Sevastova's previous best showing at a major was the round of 16 in the 2011 Australian Open. But after a series of injuries that drained the fun out of tennis, she retired in 2013.

During her break of nearly two years, Sevastova took classes in Austria in "leisure management" -- studying accounting and marketing in hopes of perhaps going into sports management.

When her health improved, she came out of retirement at the start of last season, never expecting she'd be making a deep run at a Grand Slam so soon.

She's more mature, both mentally and physically, Sevastova said. And it also helped that "I saw that there is life without tennis."

As in her second-round upset of third-seeded Garbine Muguruza, Sevastova wobbled under the pressure at first, failing to serve out the match. But as in that victory over the French Open champ, she finally closed out the win with a service break.

Sevastova broke Konta seven times in 11 service games.

"In the end I just stop thinking and I just try to play tennis," Sevastova said.

In the evening match, Angelique Kerber beat two-time Wimbledon champ Petra Kvitova 6-3, 7-5.

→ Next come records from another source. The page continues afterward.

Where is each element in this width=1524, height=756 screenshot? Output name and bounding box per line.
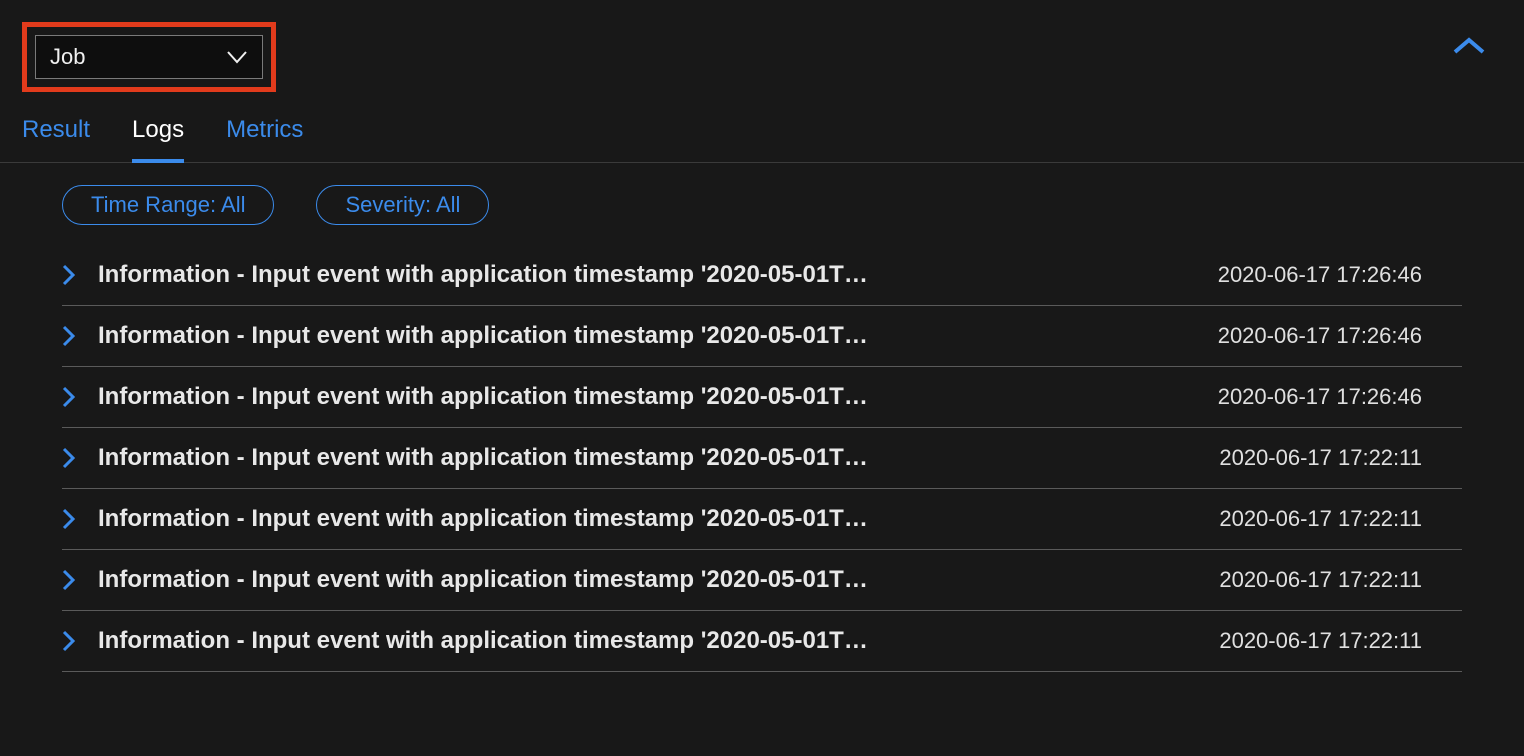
log-row[interactable]: Information - Input event with applicati… [62, 428, 1462, 489]
log-row[interactable]: Information - Input event with applicati… [62, 245, 1462, 306]
time-range-filter[interactable]: Time Range: All [62, 185, 274, 225]
log-message: Information - Input event with applicati… [98, 383, 1196, 411]
chevron-down-icon [226, 44, 248, 70]
chevron-right-icon [62, 629, 76, 653]
job-dropdown[interactable]: Job [35, 35, 263, 79]
tab-result[interactable]: Result [22, 116, 90, 162]
log-list: Information - Input event with applicati… [0, 245, 1524, 672]
tabs: Result Logs Metrics [0, 92, 1524, 163]
log-time: 2020-06-17 17:22:11 [1219, 628, 1462, 654]
log-time: 2020-06-17 17:26:46 [1218, 384, 1462, 410]
chevron-right-icon [62, 324, 76, 348]
dropdown-highlight-box: Job [22, 22, 276, 92]
collapse-panel-button[interactable] [1436, 22, 1502, 75]
log-message: Information - Input event with applicati… [98, 505, 1197, 533]
log-row[interactable]: Information - Input event with applicati… [62, 489, 1462, 550]
severity-filter[interactable]: Severity: All [316, 185, 489, 225]
chevron-right-icon [62, 507, 76, 531]
top-bar: Job [0, 0, 1524, 92]
log-message: Information - Input event with applicati… [98, 322, 1196, 350]
log-message: Information - Input event with applicati… [98, 627, 1197, 655]
log-message: Information - Input event with applicati… [98, 444, 1197, 472]
log-message: Information - Input event with applicati… [98, 261, 1196, 289]
chevron-right-icon [62, 446, 76, 470]
log-time: 2020-06-17 17:22:11 [1219, 506, 1462, 532]
log-time: 2020-06-17 17:22:11 [1219, 567, 1462, 593]
log-message: Information - Input event with applicati… [98, 566, 1197, 594]
chevron-right-icon [62, 263, 76, 287]
log-time: 2020-06-17 17:26:46 [1218, 262, 1462, 288]
chevron-right-icon [62, 568, 76, 592]
log-row[interactable]: Information - Input event with applicati… [62, 306, 1462, 367]
log-row[interactable]: Information - Input event with applicati… [62, 550, 1462, 611]
job-dropdown-label: Job [50, 44, 85, 70]
filters-bar: Time Range: All Severity: All [0, 163, 1524, 245]
chevron-right-icon [62, 385, 76, 409]
chevron-up-icon [1452, 43, 1486, 60]
log-time: 2020-06-17 17:22:11 [1219, 445, 1462, 471]
tab-logs[interactable]: Logs [132, 116, 184, 162]
tab-metrics[interactable]: Metrics [226, 116, 303, 162]
log-time: 2020-06-17 17:26:46 [1218, 323, 1462, 349]
log-row[interactable]: Information - Input event with applicati… [62, 611, 1462, 672]
log-row[interactable]: Information - Input event with applicati… [62, 367, 1462, 428]
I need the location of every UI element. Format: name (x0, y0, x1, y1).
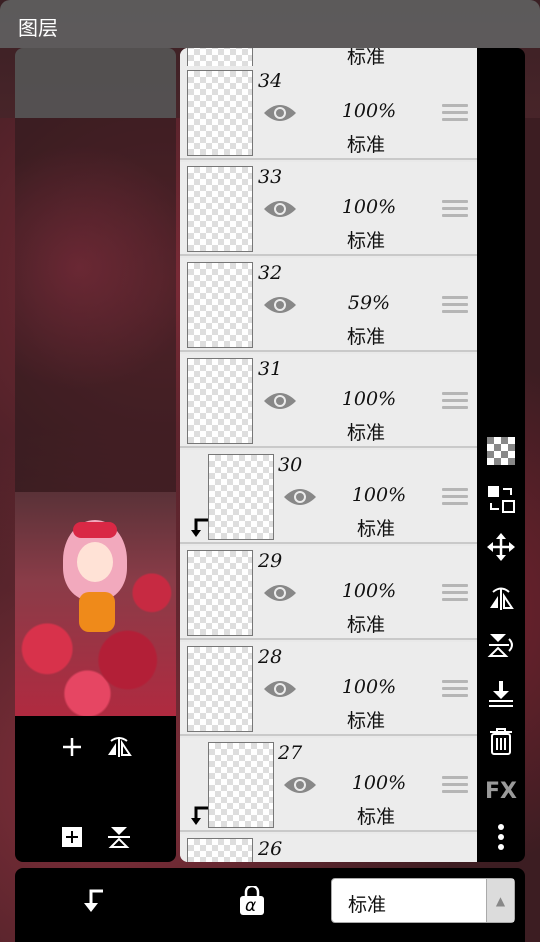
layer-opacity[interactable]: 100% (334, 580, 404, 602)
layer-mode[interactable]: 标准 (331, 226, 401, 253)
layer-mode[interactable]: 标准 (331, 130, 401, 157)
add-layer-icon[interactable] (57, 732, 87, 762)
eye-icon[interactable] (283, 486, 317, 508)
drag-handle[interactable] (442, 584, 468, 604)
layer-number: 33 (258, 166, 283, 188)
clipping-arrow-icon (190, 516, 210, 538)
layer-opacity[interactable]: 100% (344, 484, 414, 506)
layer-row[interactable]: 29 100% 标准 (180, 546, 477, 640)
layer-row[interactable]: 27 100% 标准 (180, 738, 477, 832)
left-column (15, 48, 176, 862)
trash-icon[interactable] (486, 726, 516, 756)
right-toolbar: FX (477, 48, 525, 862)
preview-character-body (79, 592, 115, 632)
clipping-icon[interactable] (78, 886, 108, 916)
canvas-peek (15, 118, 176, 492)
layer-opacity[interactable]: 100% (334, 196, 404, 218)
drag-handle[interactable] (442, 200, 468, 220)
layer-mode[interactable]: 标准 (331, 706, 401, 733)
layer-number: 29 (258, 550, 283, 572)
alpha-lock-icon[interactable]: α (235, 884, 269, 918)
drag-handle[interactable] (442, 680, 468, 700)
clipping-arrow-icon (190, 804, 210, 826)
panel-title: 图层 (18, 16, 58, 40)
eye-icon[interactable] (283, 774, 317, 796)
alpha-lock-label: α (245, 896, 257, 916)
layer-number: 34 (258, 70, 283, 92)
drag-handle[interactable] (442, 104, 468, 124)
layer-row[interactable]: 33 100% 标准 (180, 162, 477, 256)
layer-number: 26 (258, 838, 283, 860)
move-icon[interactable] (486, 532, 516, 562)
layer-row[interactable]: 28 100% 标准 (180, 642, 477, 736)
eye-icon[interactable] (263, 294, 297, 316)
blend-mode-select[interactable]: 标准 ▲ (331, 878, 515, 923)
flip-vertical-icon[interactable] (486, 630, 516, 660)
layer-mode[interactable]: 标准 (331, 322, 401, 349)
blend-mode-value: 标准 (348, 894, 387, 916)
layer-number: 32 (258, 262, 283, 284)
layer-thumbnail (187, 166, 253, 252)
layer-thumbnail (187, 838, 253, 862)
layer-opacity[interactable]: 100% (334, 676, 404, 698)
layer-row[interactable]: 26 (180, 834, 477, 862)
layer-thumbnail (187, 262, 253, 348)
layer-row[interactable]: 30 100% 标准 (180, 450, 477, 544)
merge-down-icon[interactable] (486, 678, 516, 708)
left-tools (15, 716, 176, 862)
layer-number: 31 (258, 358, 283, 380)
layer-number: 27 (278, 742, 303, 764)
layer-number: 30 (278, 454, 303, 476)
canvas-preview[interactable] (15, 492, 176, 716)
layer-thumbnail (208, 742, 274, 828)
eye-icon[interactable] (263, 102, 297, 124)
layer-list[interactable]: 标准 34 100% 标准 33 100% 标准 32 59% 标准 31 10… (180, 48, 477, 862)
eye-icon[interactable] (263, 390, 297, 412)
layer-mode[interactable]: 标准 (331, 418, 401, 445)
layer-mode[interactable]: 标准 (341, 802, 411, 829)
drag-handle[interactable] (442, 296, 468, 316)
bottom-bar: α 标准 ▲ (15, 868, 525, 942)
layer-thumbnail (187, 358, 253, 444)
preview-flower-crown (73, 522, 117, 538)
layer-row[interactable]: 32 59% 标准 (180, 258, 477, 352)
layer-row[interactable]: 34 100% 标准 (180, 66, 477, 160)
title-bar: 图层 (0, 0, 540, 48)
layer-thumbnail (187, 70, 253, 156)
layer-opacity[interactable]: 100% (334, 388, 404, 410)
layer-mode[interactable]: 标准 (341, 514, 411, 541)
layer-opacity[interactable]: 100% (344, 772, 414, 794)
layer-thumbnail (187, 550, 253, 636)
drag-handle[interactable] (442, 776, 468, 796)
drag-handle[interactable] (442, 488, 468, 508)
eye-icon[interactable] (263, 582, 297, 604)
layer-panel: 图层 标准 34 100% 标准 33 100% 标准 32 59% 标准 31… (0, 0, 540, 942)
layer-mode[interactable]: 标准 (331, 610, 401, 637)
transparency-grid-icon[interactable] (486, 436, 516, 466)
layer-thumbnail (187, 646, 253, 732)
left-top-area (15, 48, 176, 118)
layer-thumbnail (208, 454, 274, 540)
eye-icon[interactable] (263, 678, 297, 700)
flip-horizontal-icon[interactable] (104, 732, 134, 762)
new-layer-icon[interactable] (57, 822, 87, 852)
layer-row[interactable]: 31 100% 标准 (180, 354, 477, 448)
preview-character-face (77, 542, 113, 582)
flip-horizontal-icon[interactable] (486, 582, 516, 612)
layer-number: 28 (258, 646, 283, 668)
more-options-icon[interactable] (486, 822, 516, 852)
layer-opacity[interactable]: 100% (334, 100, 404, 122)
eye-icon[interactable] (263, 198, 297, 220)
flip-vertical-icon[interactable] (104, 822, 134, 852)
layer-opacity[interactable]: 59% (334, 292, 404, 314)
layer-transfer-icon[interactable] (486, 484, 516, 514)
drag-handle[interactable] (442, 392, 468, 412)
dropdown-arrow-icon[interactable]: ▲ (486, 879, 514, 922)
fx-button[interactable]: FX (485, 776, 517, 806)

Kerber, the tournament's second-seeded player, was content to run Kvitova around the court and wait for her to make mistakes.

The Australian Open champ had only eight winners, but that was just fine in light of Kvitova's 43 unforced errors. She also had seven double faults -- the last on match point.

Kerber will face off against seventh-seeded Roberta Vinci, last year's US Open runner-up, who beat 99th-ranked Lesia Tsurenko 7-6 (5), 6-2.

Vinci has never reached the quarters at any of the other three Grand Slams, but she has now done it four times at Flushing Meadows.

She made her first major final here last year at age 32, stunning Serena Williams in the semis to thwart the American's Grand Slam bid.

Vinci has been bothered by an injured left Achilles tendon and struggled physically at times Sunday.

Exhausted after the match, she had tears in her eyes. The 27-year-old Tsurenko had never been past the third round at a major before this tournament.

Information from The Associated Press was used in this report.